RADARCIREBON.ID- Ketua KONI Kabupaten Cirebon, Agus Kurniawan Budiman atau Jigus memastikan persoalan tarif parkir di SOR Watubelah telah diselesaikan. Pria yang juga Wakil Bupati Cirebon itu mengatakan polemik yang muncul bukan disebabkan adanya kesengajaan untuk memberlakukan tarif yang tidak sesuai ketentuan, melainkan terjadi karena miskomunikasi dengan pengelola parkir. “Ini murni miskomunikasi,” kilah Jigus.
Ia mengakui kejadian tersebut menjadi bahan evaluasi bagi KONI agar pengelolaan sarana olahraga ke depan dapat dilakukan secara lebih optimal, termasuk dalam memberikan pelayanan kepada masyarakat. “Dengan kejadian ini akan menjadi pelajaran bagi KONI dan lebih optimal melayani masyarakat terkait sarana dan olahraga,” tuturnya.
Jigus juga menyampaikan permohonan maaf apabila persoalan tarif parkir tersebut sempat menimbulkan ketidaknyamanan bagi masyarakat. “Apabila ada ketidaknyamanan atas tarif parkir kepada masyarakat, kami mohon maaf,” tandasnya.
BUPATI IMRON BARU TAHU
Baca Juga:Tarif Parkir Gila-gilaan, KONI Pungli? Terjadi di Stadion Watubelah, DPRD: Terlalu TinggiSRCM Kirim Surat Jawaban ke MUI, Polemik KPBU APJ yang Digagas Pemkot Cirebon
Persoalan tarif parkir gila-gilaan yang dilakukan KONI Kabupaten Cirebon di kawasan SOR Watubelah turut mendapat perhatian Bupati Cirebon H Imron MAg. Ia mengatakan besaran tarif parkir yang tak sesuai Perda itu perlu diklarifikasi. “Saya sendiri baru tahu dari pemberitaan media,” ujar Bupati Imron, Rabu (9/9/2026).
Imron ingin mengetahui secara pasti bagaimana ketentuan tarif parkir yang diberlakukan di kawasan SOR Watubelah. Pasalnya, tarif parkir Rp4.000 untuk sepeda motor dan Rp10.000 untuk mobil dinilai cukup tinggi. “Saya ingin tahu lebih lanjut terkait tarif parkir yang dinilai mahal ini,” katanya.
Imron belum memberikan penilaian lebih jauh mengenai kewajaran tarif tersebut. Dia memilih memastikan terlebih dahulu pihak yang mengelola parkir serta dasar penetapan tarif yang diberlakukan di SOR Watubelah.

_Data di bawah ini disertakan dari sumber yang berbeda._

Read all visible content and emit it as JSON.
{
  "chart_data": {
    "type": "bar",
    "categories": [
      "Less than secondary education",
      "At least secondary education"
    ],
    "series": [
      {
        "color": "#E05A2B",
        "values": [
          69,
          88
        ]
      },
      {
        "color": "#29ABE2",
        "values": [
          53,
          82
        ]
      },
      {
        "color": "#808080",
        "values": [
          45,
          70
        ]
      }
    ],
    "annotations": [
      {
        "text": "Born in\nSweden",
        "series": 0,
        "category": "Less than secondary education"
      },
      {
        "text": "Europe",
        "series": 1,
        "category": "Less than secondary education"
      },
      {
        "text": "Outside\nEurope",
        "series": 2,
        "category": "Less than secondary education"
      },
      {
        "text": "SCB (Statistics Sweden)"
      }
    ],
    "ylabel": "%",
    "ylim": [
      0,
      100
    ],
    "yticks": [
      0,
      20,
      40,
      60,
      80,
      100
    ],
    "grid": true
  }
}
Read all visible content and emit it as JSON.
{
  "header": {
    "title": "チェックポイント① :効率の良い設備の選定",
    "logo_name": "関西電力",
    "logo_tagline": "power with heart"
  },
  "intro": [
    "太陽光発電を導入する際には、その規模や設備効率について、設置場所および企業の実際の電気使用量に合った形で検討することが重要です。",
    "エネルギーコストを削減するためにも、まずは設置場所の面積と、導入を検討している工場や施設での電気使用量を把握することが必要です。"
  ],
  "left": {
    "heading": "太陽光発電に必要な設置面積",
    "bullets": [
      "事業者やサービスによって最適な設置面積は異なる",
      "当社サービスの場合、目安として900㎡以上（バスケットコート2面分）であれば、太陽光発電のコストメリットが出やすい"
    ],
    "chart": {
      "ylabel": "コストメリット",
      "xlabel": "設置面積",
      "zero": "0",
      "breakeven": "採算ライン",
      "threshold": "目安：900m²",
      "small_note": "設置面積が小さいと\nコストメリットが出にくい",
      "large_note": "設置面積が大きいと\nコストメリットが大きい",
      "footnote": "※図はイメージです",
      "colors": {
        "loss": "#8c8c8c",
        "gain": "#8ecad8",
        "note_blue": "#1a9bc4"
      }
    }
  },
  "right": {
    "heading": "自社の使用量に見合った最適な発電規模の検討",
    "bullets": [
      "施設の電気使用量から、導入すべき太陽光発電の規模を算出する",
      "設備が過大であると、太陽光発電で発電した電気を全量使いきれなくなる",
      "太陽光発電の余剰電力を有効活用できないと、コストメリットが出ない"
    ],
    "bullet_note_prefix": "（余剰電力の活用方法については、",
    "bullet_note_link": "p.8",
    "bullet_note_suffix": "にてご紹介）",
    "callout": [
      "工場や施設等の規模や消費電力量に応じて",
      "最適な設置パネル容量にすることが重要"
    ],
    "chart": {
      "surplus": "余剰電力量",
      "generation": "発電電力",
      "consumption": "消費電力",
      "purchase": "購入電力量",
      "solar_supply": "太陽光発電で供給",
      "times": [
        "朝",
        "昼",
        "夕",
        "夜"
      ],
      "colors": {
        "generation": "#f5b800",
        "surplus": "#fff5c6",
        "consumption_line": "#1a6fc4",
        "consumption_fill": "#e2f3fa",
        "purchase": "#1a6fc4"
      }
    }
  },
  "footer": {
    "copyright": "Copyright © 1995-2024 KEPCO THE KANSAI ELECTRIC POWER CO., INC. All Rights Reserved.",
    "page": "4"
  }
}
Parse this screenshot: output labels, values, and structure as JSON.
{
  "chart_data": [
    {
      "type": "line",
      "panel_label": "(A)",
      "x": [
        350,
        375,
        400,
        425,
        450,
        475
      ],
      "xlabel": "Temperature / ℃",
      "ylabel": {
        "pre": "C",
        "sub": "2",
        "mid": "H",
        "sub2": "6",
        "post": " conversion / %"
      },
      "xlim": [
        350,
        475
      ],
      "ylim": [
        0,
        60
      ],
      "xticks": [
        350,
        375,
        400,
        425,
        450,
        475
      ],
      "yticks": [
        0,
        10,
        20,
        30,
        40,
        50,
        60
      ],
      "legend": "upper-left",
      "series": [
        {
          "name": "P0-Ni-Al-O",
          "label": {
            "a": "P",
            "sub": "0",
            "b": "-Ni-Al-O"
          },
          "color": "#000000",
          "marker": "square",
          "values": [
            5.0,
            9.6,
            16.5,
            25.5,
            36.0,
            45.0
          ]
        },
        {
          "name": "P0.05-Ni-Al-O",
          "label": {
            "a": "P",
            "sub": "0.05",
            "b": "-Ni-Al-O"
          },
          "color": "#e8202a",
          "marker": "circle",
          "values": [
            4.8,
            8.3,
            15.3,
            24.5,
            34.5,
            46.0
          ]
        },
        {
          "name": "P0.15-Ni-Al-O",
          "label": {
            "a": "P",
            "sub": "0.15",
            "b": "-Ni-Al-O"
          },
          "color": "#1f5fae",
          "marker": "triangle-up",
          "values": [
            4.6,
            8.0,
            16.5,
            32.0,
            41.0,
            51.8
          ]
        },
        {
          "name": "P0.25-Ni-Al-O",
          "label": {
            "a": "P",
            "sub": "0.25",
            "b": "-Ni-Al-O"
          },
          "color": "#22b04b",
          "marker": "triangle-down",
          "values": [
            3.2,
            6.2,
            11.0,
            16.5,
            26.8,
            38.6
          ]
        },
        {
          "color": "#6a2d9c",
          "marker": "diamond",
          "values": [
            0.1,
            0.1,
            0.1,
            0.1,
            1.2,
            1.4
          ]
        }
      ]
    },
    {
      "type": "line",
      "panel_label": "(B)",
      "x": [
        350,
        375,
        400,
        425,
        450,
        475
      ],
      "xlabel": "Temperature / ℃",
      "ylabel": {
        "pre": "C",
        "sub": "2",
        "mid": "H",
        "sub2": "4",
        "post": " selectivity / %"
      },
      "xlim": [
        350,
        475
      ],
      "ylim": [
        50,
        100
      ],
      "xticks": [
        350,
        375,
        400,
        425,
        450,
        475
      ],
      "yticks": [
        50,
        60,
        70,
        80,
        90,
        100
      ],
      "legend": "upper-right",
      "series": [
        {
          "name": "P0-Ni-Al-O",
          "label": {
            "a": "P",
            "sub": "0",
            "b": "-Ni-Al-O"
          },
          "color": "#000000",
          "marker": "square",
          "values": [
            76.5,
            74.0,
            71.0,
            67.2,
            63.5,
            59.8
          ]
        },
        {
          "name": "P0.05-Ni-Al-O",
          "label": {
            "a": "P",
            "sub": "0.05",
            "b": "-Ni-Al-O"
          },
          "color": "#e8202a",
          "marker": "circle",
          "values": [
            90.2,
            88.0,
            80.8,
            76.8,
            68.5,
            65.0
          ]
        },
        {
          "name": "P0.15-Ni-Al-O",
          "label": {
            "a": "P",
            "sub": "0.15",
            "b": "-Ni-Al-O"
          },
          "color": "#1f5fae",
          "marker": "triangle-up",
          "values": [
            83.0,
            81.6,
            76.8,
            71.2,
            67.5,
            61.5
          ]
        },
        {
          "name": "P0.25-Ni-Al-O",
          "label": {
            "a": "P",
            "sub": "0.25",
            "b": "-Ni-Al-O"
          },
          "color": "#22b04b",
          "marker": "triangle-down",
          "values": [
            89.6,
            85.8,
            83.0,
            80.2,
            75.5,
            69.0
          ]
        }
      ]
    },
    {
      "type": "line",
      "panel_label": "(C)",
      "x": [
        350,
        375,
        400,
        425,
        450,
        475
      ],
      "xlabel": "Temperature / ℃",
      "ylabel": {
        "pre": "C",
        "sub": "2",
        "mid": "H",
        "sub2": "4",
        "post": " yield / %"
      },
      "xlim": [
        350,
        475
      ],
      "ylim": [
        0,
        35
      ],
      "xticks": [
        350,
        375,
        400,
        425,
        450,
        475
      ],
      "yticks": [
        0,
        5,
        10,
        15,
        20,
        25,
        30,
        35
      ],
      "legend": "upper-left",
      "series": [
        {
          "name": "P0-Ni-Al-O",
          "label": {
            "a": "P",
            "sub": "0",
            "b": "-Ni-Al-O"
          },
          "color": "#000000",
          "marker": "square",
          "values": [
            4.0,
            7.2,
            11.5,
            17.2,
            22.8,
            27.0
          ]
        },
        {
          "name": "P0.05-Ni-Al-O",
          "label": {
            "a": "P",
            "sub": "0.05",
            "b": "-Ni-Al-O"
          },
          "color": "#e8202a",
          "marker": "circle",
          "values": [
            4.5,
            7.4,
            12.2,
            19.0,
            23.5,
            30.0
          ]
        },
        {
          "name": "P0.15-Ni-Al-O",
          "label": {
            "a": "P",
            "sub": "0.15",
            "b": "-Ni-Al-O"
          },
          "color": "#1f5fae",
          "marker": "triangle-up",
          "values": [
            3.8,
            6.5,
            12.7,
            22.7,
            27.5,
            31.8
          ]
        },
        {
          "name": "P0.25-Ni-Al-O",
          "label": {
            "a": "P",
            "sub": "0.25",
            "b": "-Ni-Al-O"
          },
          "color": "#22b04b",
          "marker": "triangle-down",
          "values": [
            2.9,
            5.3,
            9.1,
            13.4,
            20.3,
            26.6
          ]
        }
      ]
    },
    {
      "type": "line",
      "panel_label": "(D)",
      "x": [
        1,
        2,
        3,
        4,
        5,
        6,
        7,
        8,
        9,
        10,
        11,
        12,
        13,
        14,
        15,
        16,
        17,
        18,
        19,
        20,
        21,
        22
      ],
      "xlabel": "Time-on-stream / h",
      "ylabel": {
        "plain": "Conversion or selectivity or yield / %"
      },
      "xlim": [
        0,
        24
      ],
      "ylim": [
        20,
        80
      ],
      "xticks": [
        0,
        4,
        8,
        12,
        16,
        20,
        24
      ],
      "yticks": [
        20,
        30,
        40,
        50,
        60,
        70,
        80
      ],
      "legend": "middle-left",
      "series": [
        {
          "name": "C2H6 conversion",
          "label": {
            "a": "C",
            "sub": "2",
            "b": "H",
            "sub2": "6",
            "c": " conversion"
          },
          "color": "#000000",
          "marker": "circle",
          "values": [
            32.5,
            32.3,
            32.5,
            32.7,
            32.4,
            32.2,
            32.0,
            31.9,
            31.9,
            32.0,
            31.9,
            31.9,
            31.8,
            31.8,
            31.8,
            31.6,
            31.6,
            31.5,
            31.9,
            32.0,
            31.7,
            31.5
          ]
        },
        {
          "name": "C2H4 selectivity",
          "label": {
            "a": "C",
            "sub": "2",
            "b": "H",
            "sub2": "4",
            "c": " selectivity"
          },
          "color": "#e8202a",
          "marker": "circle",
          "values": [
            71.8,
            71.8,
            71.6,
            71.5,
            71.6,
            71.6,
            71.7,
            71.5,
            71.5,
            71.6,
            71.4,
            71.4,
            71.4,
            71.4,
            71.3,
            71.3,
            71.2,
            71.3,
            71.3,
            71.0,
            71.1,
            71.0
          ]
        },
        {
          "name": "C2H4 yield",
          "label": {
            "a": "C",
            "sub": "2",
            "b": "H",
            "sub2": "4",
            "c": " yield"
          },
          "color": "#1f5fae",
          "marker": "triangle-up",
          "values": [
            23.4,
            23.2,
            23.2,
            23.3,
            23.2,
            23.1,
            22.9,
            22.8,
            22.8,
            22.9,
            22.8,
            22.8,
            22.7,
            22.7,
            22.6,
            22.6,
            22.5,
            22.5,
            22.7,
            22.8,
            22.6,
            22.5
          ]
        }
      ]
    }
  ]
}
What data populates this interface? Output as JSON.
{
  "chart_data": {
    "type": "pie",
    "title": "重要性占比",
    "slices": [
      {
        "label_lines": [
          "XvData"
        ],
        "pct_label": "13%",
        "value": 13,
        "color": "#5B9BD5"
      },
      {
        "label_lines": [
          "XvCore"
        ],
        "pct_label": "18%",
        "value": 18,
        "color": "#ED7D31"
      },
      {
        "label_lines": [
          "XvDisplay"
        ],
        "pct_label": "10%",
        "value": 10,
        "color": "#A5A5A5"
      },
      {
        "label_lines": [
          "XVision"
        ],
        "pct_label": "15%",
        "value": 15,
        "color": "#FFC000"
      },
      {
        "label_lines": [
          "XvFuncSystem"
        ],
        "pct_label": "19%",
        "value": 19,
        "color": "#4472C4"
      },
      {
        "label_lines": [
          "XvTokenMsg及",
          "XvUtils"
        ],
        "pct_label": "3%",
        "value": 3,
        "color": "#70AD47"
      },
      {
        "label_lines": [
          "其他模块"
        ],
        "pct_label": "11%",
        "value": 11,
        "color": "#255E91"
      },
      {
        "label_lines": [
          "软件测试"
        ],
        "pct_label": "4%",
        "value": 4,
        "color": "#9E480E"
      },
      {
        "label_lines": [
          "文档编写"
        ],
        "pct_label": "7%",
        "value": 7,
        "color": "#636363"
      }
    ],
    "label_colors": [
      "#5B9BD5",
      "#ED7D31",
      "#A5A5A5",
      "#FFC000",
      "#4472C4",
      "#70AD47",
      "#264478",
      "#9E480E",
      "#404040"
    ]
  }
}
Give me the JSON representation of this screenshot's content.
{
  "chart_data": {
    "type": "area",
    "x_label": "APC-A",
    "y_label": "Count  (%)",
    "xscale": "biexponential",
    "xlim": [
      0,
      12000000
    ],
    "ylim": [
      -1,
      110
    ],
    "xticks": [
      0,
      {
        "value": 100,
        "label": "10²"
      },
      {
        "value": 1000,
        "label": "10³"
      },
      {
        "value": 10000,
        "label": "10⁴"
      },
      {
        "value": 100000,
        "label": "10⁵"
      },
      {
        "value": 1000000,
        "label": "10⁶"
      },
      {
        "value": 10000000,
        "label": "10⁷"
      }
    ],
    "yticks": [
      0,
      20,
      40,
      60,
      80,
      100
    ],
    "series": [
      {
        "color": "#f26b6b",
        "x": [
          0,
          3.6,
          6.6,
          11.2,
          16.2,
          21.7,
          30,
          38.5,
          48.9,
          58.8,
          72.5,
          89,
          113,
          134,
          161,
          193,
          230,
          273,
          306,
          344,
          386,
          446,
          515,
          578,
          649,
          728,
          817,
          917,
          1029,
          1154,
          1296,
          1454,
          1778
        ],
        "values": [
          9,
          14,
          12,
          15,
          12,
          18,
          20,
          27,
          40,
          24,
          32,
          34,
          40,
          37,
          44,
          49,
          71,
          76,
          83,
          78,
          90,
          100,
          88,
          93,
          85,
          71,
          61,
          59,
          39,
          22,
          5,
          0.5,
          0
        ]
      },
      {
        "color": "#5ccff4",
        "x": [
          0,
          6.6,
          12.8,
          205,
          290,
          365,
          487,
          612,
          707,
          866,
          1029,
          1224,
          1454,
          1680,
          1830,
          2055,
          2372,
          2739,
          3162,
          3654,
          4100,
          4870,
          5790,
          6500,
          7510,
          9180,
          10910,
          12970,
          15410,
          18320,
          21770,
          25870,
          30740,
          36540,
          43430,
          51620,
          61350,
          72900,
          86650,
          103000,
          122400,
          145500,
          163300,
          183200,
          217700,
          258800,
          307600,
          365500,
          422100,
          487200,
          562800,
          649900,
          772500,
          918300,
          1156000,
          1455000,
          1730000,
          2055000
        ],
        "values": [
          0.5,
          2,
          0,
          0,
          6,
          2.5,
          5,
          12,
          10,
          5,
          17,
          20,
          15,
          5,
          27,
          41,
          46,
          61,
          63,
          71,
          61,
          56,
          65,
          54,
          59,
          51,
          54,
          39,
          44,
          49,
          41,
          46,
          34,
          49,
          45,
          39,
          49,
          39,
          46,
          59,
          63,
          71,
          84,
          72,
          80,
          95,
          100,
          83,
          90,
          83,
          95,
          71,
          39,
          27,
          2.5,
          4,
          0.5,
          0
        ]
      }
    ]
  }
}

Terlebih, kawasan SOR Watubelah merupakan salah satu fasilitas olahraga yang banyak digunakan masyarakat Kabupaten Cirebon untuk berbagai aktivitas. Karena itu, persoalan tarif parkir ini perlu dilihat secara menyeluruh agar tidak menimbulkan keresahan di tengah masyarakat. Pemkab Cirebon juga perlu memastikan pengelolaan parkir berjalan sesuai ketentuan yang berlaku. (sam/den)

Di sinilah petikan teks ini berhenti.